2. Initial or repeat testing is determined in the laboratory at the time of report and will be reported accordingly. To be considered a repeat test for the patient, the testing must be within the same pregnancy and trimester, with interpretable results for the same test and both tests are performed at Mayo Clinic.


Specimen Minimum Volume

0.75 mL

Specimen Stability Information

Specimen Type Temperature Time
Serum Refrigerated (preferred) 7 days
  Frozen  90 days

Reference Values

DOWN SYNDROME

Calculated screen risks <1/230 are reported as screen negative.
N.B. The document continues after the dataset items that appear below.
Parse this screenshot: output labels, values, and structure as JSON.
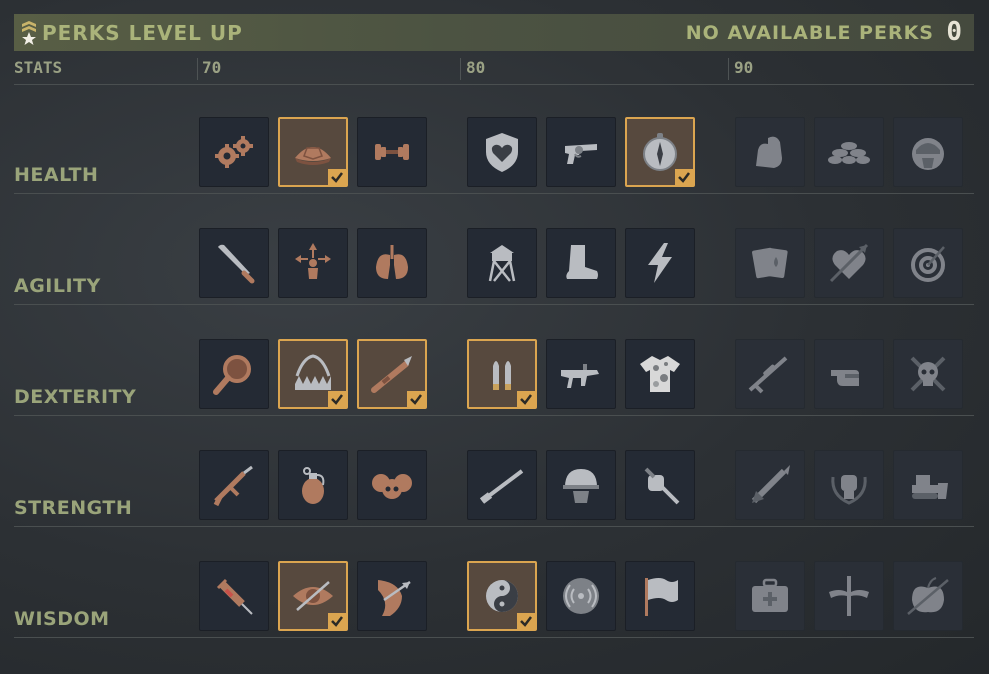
{
  "header": {
    "title": "PERKS LEVEL UP",
    "availability_label": "NO AVAILABLE PERKS",
    "available_count": "0"
  },
  "columns": {
    "stats_label": "STATS",
    "tiers": [
      "70",
      "80",
      "90"
    ]
  },
  "rows": [
    {
      "label": "HEALTH",
      "perks": [
        {
          "icon": "gears-icon",
          "selected": false,
          "locked": false
        },
        {
          "icon": "turtle-shell-icon",
          "selected": true,
          "locked": false
        },
        {
          "icon": "dumbbell-icon",
          "selected": false,
          "locked": false
        },
        {
          "icon": "heart-shield-icon",
          "selected": false,
          "locked": false
        },
        {
          "icon": "revolver-icon",
          "selected": false,
          "locked": false
        },
        {
          "icon": "compass-icon",
          "selected": true,
          "locked": false
        },
        {
          "icon": "flexed-arm-icon",
          "selected": false,
          "locked": true
        },
        {
          "icon": "sandbags-icon",
          "selected": false,
          "locked": true
        },
        {
          "icon": "helmet-head-icon",
          "selected": false,
          "locked": true
        }
      ]
    },
    {
      "label": "AGILITY",
      "perks": [
        {
          "icon": "machete-icon",
          "selected": false,
          "locked": false
        },
        {
          "icon": "dodge-arrows-icon",
          "selected": false,
          "locked": false
        },
        {
          "icon": "lungs-icon",
          "selected": false,
          "locked": false
        },
        {
          "icon": "watchtower-icon",
          "selected": false,
          "locked": false
        },
        {
          "icon": "boot-icon",
          "selected": false,
          "locked": false
        },
        {
          "icon": "lightning-icon",
          "selected": false,
          "locked": false
        },
        {
          "icon": "playing-cards-icon",
          "selected": false,
          "locked": true
        },
        {
          "icon": "heart-arrow-icon",
          "selected": false,
          "locked": true
        },
        {
          "icon": "target-icon",
          "selected": false,
          "locked": true
        }
      ]
    },
    {
      "label": "DEXTERITY",
      "perks": [
        {
          "icon": "magnifier-icon",
          "selected": false,
          "locked": false
        },
        {
          "icon": "bear-trap-icon",
          "selected": true,
          "locked": false
        },
        {
          "icon": "rocket-launcher-icon",
          "selected": true,
          "locked": false
        },
        {
          "icon": "bullets-icon",
          "selected": true,
          "locked": false
        },
        {
          "icon": "smg-icon",
          "selected": false,
          "locked": false
        },
        {
          "icon": "camo-shirt-icon",
          "selected": false,
          "locked": false
        },
        {
          "icon": "sniper-rifle-icon",
          "selected": false,
          "locked": true
        },
        {
          "icon": "finger-gun-icon",
          "selected": false,
          "locked": true
        },
        {
          "icon": "skull-crossbones-icon",
          "selected": false,
          "locked": true
        }
      ]
    },
    {
      "label": "STRENGTH",
      "perks": [
        {
          "icon": "assault-rifle-icon",
          "selected": false,
          "locked": false
        },
        {
          "icon": "grenade-icon",
          "selected": false,
          "locked": false
        },
        {
          "icon": "skulls-icon",
          "selected": false,
          "locked": false
        },
        {
          "icon": "shotgun-icon",
          "selected": false,
          "locked": false
        },
        {
          "icon": "soldier-helmet-icon",
          "selected": false,
          "locked": false
        },
        {
          "icon": "knife-fist-icon",
          "selected": false,
          "locked": false
        },
        {
          "icon": "missile-icon",
          "selected": false,
          "locked": true
        },
        {
          "icon": "fist-wreath-icon",
          "selected": false,
          "locked": true
        },
        {
          "icon": "bulldozer-icon",
          "selected": false,
          "locked": true
        }
      ]
    },
    {
      "label": "WISDOM",
      "perks": [
        {
          "icon": "syringe-icon",
          "selected": false,
          "locked": false
        },
        {
          "icon": "eye-arrow-icon",
          "selected": true,
          "locked": false
        },
        {
          "icon": "shoulder-arrow-icon",
          "selected": false,
          "locked": false
        },
        {
          "icon": "yin-yang-icon",
          "selected": true,
          "locked": false
        },
        {
          "icon": "signal-icon",
          "selected": false,
          "locked": false
        },
        {
          "icon": "flag-icon",
          "selected": false,
          "locked": false
        },
        {
          "icon": "medkit-icon",
          "selected": false,
          "locked": true
        },
        {
          "icon": "winged-sword-icon",
          "selected": false,
          "locked": true
        },
        {
          "icon": "apple-arrow-icon",
          "selected": false,
          "locked": true
        }
      ]
    }
  ],
  "colors": {
    "accent_header": "#aab37a",
    "row_label": "#9aa47a",
    "selected_border": "#dba550",
    "icon_copper": "#b07a5f",
    "icon_silver": "#b9bcc1"
  }
}
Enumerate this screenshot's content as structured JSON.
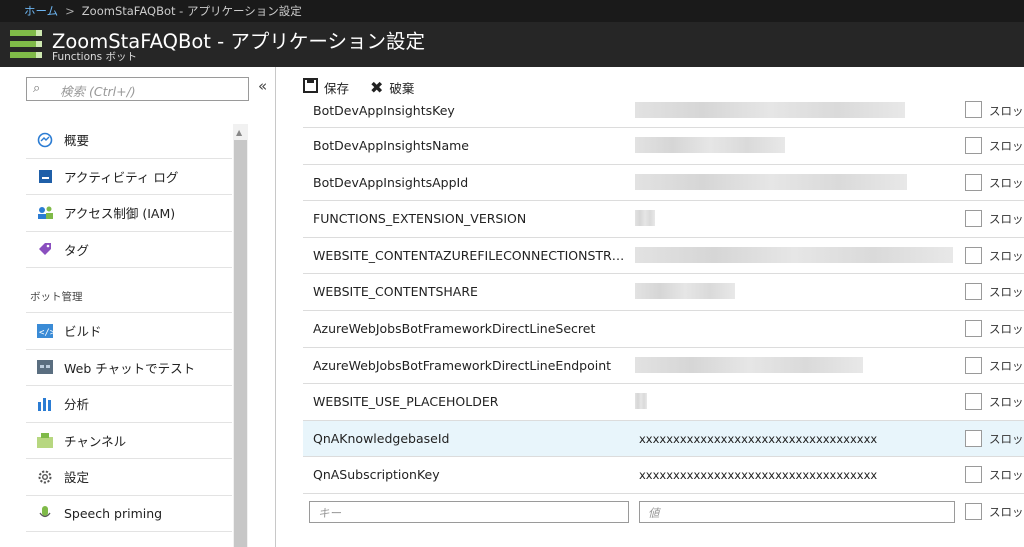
{
  "breadcrumb": {
    "home": "ホーム",
    "current": "ZoomStaFAQBot - アプリケーション設定"
  },
  "blade": {
    "title": "ZoomStaFAQBot - アプリケーション設定",
    "subtitle": "Functions ボット"
  },
  "search": {
    "placeholder": "検索 (Ctrl+/)"
  },
  "nav": {
    "collapse": "«",
    "items_top": [
      {
        "label": "概要",
        "icon": "overview-icon"
      },
      {
        "label": "アクティビティ ログ",
        "icon": "activity-log-icon"
      },
      {
        "label": "アクセス制御 (IAM)",
        "icon": "iam-icon"
      },
      {
        "label": "タグ",
        "icon": "tag-icon"
      }
    ],
    "section": "ボット管理",
    "items_bot": [
      {
        "label": "ビルド",
        "icon": "build-icon"
      },
      {
        "label": "Web チャットでテスト",
        "icon": "webchat-icon"
      },
      {
        "label": "分析",
        "icon": "analytics-icon"
      },
      {
        "label": "チャンネル",
        "icon": "channels-icon"
      },
      {
        "label": "設定",
        "icon": "settings-icon"
      },
      {
        "label": "Speech priming",
        "icon": "speech-icon"
      }
    ]
  },
  "toolbar": {
    "save": "保存",
    "discard": "破棄"
  },
  "slot_label": "スロット",
  "settings": [
    {
      "key": "BotDevAppInsightsKey",
      "value": "",
      "obscured": true
    },
    {
      "key": "BotDevAppInsightsName",
      "value": "",
      "obscured": true
    },
    {
      "key": "BotDevAppInsightsAppId",
      "value": "",
      "obscured": true
    },
    {
      "key": "FUNCTIONS_EXTENSION_VERSION",
      "value": "",
      "obscured": true
    },
    {
      "key": "WEBSITE_CONTENTAZUREFILECONNECTIONSTR…",
      "value": "",
      "obscured": true
    },
    {
      "key": "WEBSITE_CONTENTSHARE",
      "value": "",
      "obscured": true
    },
    {
      "key": "AzureWebJobsBotFrameworkDirectLineSecret",
      "value": "",
      "obscured": false
    },
    {
      "key": "AzureWebJobsBotFrameworkDirectLineEndpoint",
      "value": "",
      "obscured": true
    },
    {
      "key": "WEBSITE_USE_PLACEHOLDER",
      "value": "",
      "obscured": true
    },
    {
      "key": "QnAKnowledgebaseId",
      "value": "xxxxxxxxxxxxxxxxxxxxxxxxxxxxxxxxxxx",
      "obscured": false,
      "selected": true
    },
    {
      "key": "QnASubscriptionKey",
      "value": "xxxxxxxxxxxxxxxxxxxxxxxxxxxxxxxxxxx",
      "obscured": false
    }
  ],
  "new_row": {
    "key_placeholder": "キー",
    "value_placeholder": "値"
  },
  "colors": {
    "accent": "#7fba48",
    "link": "#6cb4f0",
    "selected_row": "#e8f5fb",
    "header_bg": "#262626"
  }
}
Risks ≥1/230 are reported as screen positive.

 

TRISOMY 18

Calculated screen risks <1/100 are reported as screen negative.

Risks ≥1/100 are reported as screen positive. A numeric risk for trisomy 18 risk is provided with positive results on non-diabetic, non-twin pregnancies.

 

An interpretive report will be provided.

Day(s) and Time(s) Performed

Monday through Friday; 8 a.m.-4:30 p.m.

CPT Code Information

81508-Fetal congenital abnormalities, biochemical assays of two proteins (PAPP-A, hCG [any form]), utilizing maternal serum, algorithm reported as a risk score

Test Classification

This test was developed and its performance characteristics determined by Mayo Clinic in a manner consistent with CLIA requirements. This test has not been cleared or approved by the U.S. Food and Drug Administration.

Reject Due To

Hemolysis

Mild OK; Gross reject

Lipemia

Mild OK; Gross OK

Icterus

NA

Other

NA

Method Name

Immunoenzymatic Assay

Testing Algorithm

See Prenatal Aneuploidy Screening and Diagnostic Testing Options in Special Instructions.

Forms

First Trimester/Sequential Maternal Screening Patient Information (T593) is required in Special Instructions.